Jagged 1 deletion in endothelial cells is associated with calcification of adult heart valves. (A,B) J1^WT and J1^ECKO mice between 5 and 13 months old were randomly selected (J1^WT n=10; J1^ECKO n=10). (A) H&E staining of valves showed cartilage-like nodules (A, red arrowhead) and bone tissue (A, black arrowhead) in OFT and AV valves of J1^ECKO adult mice. These features were absent from valves of J1^WT mice. Also, note that OFT valve leaflets appeared thicker in J1^ECKO compared with J1^WT animals (A, brackets).

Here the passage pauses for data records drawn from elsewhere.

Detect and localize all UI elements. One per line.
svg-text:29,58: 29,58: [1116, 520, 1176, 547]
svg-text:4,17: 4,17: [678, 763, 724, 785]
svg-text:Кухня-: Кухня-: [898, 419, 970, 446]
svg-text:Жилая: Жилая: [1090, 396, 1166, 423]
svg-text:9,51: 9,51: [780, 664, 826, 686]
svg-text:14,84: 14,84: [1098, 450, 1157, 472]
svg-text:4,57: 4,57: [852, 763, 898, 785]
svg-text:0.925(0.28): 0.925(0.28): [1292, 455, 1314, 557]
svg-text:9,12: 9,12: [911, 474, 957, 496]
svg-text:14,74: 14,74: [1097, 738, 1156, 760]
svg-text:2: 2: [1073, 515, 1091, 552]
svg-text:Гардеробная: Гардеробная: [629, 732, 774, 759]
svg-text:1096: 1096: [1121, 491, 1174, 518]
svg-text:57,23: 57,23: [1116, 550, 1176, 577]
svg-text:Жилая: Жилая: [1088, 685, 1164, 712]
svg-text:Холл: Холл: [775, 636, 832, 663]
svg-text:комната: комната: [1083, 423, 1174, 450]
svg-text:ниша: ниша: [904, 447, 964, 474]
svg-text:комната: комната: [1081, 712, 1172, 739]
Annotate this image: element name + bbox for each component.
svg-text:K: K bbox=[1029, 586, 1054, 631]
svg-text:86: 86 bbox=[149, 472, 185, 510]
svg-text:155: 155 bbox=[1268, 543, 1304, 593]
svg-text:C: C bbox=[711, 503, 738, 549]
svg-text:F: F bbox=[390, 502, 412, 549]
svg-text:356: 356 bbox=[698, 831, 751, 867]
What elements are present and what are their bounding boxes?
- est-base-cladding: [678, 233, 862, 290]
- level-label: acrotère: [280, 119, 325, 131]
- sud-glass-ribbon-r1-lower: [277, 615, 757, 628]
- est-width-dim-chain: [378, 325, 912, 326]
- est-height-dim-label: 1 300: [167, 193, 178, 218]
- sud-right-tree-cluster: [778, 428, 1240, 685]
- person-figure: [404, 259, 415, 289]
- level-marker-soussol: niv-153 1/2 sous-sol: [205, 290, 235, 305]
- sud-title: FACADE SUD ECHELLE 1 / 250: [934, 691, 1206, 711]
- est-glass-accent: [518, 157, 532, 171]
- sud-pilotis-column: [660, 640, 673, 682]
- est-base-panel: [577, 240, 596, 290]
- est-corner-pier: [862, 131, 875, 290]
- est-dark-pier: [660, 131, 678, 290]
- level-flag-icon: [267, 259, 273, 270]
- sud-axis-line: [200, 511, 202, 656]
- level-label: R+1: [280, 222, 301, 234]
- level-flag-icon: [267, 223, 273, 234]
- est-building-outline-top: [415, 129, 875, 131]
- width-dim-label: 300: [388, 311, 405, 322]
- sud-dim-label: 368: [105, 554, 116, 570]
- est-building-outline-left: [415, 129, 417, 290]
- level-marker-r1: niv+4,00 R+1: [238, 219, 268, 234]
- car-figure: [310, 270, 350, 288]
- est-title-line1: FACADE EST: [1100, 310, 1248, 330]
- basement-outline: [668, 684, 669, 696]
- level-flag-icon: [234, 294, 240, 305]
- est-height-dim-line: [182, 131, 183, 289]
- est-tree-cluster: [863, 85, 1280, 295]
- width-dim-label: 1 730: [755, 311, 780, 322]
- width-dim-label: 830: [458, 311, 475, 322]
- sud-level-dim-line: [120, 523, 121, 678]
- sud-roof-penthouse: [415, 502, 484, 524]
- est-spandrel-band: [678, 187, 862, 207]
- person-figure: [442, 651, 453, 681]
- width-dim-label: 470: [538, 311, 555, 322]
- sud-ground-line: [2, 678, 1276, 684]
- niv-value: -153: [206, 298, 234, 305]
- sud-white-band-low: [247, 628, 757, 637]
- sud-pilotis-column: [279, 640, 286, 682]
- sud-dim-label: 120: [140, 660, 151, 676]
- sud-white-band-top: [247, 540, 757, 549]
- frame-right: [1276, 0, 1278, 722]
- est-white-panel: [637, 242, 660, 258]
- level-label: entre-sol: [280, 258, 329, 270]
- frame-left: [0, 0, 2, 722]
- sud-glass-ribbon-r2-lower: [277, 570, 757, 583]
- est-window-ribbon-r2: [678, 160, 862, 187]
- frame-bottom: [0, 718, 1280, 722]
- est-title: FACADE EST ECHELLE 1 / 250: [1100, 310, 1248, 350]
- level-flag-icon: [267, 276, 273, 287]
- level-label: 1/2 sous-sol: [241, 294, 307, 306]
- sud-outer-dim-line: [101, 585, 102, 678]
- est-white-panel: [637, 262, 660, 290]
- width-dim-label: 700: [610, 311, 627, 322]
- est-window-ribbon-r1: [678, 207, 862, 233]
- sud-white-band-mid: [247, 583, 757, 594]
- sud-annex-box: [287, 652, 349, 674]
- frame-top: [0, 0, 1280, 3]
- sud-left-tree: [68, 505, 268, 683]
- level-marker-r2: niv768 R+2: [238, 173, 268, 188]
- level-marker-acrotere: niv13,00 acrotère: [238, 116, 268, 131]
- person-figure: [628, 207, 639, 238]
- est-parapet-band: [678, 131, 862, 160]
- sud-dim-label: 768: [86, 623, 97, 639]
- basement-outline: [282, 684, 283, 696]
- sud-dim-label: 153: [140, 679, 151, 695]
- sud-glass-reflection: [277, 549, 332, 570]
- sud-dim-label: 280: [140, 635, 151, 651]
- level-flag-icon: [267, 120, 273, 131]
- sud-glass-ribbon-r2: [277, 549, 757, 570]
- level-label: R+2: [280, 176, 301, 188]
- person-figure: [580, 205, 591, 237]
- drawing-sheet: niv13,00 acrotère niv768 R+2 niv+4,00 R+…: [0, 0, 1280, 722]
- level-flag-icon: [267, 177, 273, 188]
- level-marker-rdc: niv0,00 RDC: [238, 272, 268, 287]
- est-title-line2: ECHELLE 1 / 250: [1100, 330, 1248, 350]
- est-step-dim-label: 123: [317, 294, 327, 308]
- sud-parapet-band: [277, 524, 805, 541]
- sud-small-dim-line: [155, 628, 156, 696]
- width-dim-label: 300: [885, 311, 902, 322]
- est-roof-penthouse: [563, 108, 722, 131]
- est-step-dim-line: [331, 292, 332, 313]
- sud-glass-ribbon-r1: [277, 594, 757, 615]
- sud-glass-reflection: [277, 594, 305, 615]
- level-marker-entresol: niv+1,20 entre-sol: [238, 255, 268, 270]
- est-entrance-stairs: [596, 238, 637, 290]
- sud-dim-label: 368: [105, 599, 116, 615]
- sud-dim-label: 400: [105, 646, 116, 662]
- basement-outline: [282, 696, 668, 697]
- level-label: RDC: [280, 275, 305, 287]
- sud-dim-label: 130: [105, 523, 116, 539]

The annulus is shown as a dashed circle. (B) Von Kossa staining confirmed the presence of calcium accumulation in the bone-like tissue observed in J1^ECKO valves, particularly in the annulus region (black arrowheads). (C) β-Galactosidase staining of valves from adult VE-Cadherin-Cre;R26R animals (high magnification images indicated by black and red boxes) revealed Cre activity in both valve annulus and leaflets (red arrows), highlighting the endothelial origin of cells that populate these regions. β-Galactosidase-negative cells are noted by black arrows. OFT and J1^WT AV valve leaflets are shown from a three-leaflet view, whereas the J1^ECKO AV valve is a four-chamber view of the section. A, annulus; L, leaflet. Scale bars: 100 μm.

Fig. 9.

Contribution of Jag1 to cardiac development. At mid-gestation (E9.5-14.5), Jag1 is crucial for EndMT with essential contributions to morphogenesis of the interventricular septum and AV, aortic and pulmonary valves. In addition, Jag1 regulates valve remodeling postnatally by affecting ECM dynamics and by preventing valve calcification.